SC25: HACCing over 500 Petaflops on Frontier
Hello you fine Internet folks,
Hello you fine Internet folks,
Here at Supercomputing the Gordon Bell Prize is announced every year. The Gordon Bell Prize is awarded every year to recognize outstanding achievement in high-performance computing applications.
One of this year’s finalist is the largest ever simulation of the Universe run on the Frontier Supercomputer at the Department of Energy’s Oak Ridge National Laboratory (ORNL). The simulation was run using the Hardware/Hybrid Accelerated Cosmology Code also known as HACC.
This simulation of the observable universe tracked over 4 trillion particles across 15 billion light years of space. The prior state of the art observable universe simulations only went up to about 250 billion particles which is a fifteenth the number of particles of this new simulation.

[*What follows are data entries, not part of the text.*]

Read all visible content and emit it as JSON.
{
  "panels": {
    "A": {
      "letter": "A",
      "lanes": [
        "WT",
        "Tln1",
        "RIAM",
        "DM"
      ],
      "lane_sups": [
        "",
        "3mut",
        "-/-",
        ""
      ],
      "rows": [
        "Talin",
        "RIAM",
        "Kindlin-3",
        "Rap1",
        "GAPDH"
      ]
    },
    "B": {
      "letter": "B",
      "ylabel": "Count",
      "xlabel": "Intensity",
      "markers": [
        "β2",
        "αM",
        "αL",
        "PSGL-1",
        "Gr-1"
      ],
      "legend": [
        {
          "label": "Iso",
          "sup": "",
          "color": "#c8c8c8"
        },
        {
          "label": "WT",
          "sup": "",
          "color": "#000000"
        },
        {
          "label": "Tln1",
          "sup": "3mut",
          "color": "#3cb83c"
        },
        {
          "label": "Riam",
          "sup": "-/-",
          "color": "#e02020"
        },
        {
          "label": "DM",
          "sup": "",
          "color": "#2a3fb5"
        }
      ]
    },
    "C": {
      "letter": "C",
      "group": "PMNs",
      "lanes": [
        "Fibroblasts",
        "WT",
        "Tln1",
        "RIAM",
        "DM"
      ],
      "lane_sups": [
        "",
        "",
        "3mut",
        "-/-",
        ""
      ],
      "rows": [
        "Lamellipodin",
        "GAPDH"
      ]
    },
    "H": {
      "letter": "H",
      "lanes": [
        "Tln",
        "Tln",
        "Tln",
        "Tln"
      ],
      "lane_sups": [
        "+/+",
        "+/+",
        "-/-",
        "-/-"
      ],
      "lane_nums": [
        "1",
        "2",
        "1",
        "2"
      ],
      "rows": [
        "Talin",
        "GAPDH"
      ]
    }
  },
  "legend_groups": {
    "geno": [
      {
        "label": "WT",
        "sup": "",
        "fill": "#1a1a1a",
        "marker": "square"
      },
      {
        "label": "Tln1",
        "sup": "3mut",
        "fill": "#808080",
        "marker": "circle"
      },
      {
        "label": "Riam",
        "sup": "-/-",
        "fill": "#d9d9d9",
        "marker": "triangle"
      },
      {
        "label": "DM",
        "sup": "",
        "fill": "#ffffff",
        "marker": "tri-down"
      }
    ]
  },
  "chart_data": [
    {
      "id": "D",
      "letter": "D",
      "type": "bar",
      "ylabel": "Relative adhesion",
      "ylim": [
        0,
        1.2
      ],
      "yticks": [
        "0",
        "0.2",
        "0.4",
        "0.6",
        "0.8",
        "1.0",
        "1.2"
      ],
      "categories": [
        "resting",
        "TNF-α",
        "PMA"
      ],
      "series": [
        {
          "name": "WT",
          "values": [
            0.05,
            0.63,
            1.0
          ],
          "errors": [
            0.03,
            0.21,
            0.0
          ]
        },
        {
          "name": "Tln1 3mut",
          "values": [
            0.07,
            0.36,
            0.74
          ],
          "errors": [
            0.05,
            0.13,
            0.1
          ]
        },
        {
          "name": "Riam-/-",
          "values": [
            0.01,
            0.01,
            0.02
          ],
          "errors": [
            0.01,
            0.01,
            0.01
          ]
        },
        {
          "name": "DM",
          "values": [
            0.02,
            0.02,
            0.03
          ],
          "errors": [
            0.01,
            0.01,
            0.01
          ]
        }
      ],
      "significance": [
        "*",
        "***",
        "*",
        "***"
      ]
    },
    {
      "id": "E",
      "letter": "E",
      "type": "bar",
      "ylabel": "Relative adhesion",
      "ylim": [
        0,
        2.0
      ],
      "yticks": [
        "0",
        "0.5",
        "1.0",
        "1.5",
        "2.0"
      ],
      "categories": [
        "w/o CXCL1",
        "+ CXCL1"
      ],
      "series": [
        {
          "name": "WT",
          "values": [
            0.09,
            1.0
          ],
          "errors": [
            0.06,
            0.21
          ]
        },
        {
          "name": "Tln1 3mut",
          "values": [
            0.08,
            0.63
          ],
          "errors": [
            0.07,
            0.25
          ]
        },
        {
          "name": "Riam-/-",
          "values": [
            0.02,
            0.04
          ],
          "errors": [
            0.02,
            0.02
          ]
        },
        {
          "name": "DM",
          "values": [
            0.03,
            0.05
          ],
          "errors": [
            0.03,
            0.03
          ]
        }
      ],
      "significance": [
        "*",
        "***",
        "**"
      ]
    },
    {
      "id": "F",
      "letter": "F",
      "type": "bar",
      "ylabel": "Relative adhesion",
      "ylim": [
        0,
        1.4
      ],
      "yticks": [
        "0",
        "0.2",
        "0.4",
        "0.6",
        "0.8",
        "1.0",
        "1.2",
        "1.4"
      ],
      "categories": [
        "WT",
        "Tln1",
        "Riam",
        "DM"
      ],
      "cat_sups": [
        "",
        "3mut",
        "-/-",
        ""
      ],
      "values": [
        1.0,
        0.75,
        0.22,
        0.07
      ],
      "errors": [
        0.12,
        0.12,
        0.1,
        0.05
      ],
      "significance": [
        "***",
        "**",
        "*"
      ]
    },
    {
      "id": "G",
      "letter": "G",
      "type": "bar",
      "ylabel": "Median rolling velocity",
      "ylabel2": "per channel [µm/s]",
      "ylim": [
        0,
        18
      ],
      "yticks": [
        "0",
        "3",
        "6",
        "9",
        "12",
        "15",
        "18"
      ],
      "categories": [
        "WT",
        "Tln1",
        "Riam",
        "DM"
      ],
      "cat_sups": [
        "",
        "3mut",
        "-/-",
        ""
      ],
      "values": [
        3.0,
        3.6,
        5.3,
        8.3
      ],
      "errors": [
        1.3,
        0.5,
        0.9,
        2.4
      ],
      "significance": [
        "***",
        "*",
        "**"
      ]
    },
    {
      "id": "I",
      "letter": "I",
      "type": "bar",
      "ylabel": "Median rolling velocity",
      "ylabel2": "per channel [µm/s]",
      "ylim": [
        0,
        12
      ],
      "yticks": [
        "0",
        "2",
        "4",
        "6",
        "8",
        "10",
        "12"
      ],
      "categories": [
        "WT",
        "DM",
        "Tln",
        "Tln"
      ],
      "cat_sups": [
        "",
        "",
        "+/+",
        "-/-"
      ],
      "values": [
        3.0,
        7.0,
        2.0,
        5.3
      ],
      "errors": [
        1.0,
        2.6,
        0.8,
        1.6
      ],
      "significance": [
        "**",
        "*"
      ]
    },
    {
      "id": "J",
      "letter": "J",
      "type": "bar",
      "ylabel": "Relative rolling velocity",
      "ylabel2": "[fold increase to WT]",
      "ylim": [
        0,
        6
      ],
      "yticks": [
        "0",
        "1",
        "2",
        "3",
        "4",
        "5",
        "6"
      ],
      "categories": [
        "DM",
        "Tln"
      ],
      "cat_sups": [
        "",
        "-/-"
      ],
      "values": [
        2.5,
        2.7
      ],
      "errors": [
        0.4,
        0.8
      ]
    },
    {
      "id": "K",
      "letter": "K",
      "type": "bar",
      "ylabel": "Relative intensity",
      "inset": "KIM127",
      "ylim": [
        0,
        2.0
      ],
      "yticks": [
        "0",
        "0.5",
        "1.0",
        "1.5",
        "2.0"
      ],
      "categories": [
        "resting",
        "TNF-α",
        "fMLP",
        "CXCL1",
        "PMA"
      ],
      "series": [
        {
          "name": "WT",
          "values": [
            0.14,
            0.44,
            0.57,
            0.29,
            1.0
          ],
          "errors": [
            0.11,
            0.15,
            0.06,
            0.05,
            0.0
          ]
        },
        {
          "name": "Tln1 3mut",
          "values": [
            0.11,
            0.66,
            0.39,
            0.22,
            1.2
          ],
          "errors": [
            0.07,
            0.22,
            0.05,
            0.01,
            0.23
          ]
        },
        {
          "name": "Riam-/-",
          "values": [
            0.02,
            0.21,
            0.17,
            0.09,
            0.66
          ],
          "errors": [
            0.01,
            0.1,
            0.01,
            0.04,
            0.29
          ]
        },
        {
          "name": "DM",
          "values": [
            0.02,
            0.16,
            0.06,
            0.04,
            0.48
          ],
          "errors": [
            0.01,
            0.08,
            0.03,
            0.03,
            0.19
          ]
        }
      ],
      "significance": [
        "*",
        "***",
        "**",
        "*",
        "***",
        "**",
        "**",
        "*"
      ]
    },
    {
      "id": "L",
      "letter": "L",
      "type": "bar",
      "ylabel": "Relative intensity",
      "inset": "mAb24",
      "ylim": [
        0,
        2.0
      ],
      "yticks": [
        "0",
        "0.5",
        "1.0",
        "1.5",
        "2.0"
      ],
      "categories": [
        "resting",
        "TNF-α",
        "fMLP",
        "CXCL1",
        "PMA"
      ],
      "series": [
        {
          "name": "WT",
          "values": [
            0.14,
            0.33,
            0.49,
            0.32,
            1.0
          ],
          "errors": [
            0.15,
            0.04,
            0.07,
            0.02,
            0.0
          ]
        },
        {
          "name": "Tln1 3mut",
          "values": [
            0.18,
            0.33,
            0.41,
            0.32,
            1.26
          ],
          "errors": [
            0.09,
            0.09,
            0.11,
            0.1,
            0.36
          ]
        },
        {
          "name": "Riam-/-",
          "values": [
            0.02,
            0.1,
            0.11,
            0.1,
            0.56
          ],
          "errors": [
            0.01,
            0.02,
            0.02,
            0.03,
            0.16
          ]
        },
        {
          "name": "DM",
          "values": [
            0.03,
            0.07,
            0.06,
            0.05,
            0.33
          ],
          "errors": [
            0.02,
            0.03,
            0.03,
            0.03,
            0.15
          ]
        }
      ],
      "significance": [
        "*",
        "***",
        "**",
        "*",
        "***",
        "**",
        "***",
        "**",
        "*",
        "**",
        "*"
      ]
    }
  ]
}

This HACC simulation shows the universe about 10 billion years after the Big Bang.
But, not only was this the largest universe simulation ever, the ORNL team managed to get over 500 Petaflops on nearly 9,000 nodes of Frontier’s 9,402 nodes. As a reminder, Frontier manages to get approximately 1,353 Petaflops on High Performance Linpack (HPL). This means that for this simulation the ORNL team managed to get about 37% of the Rmax HPL performance out of Frontier which is very impressive for a non-synthetic workload.
It is awesome to see the Department of Energy’s (DOE) supercomputers being used for amazing science like this! With the announcement of the Discovery Supercomputer that is due in 2028/2029, I can’t wait to see the science that comes out of that system when it is turned over to the scientific community!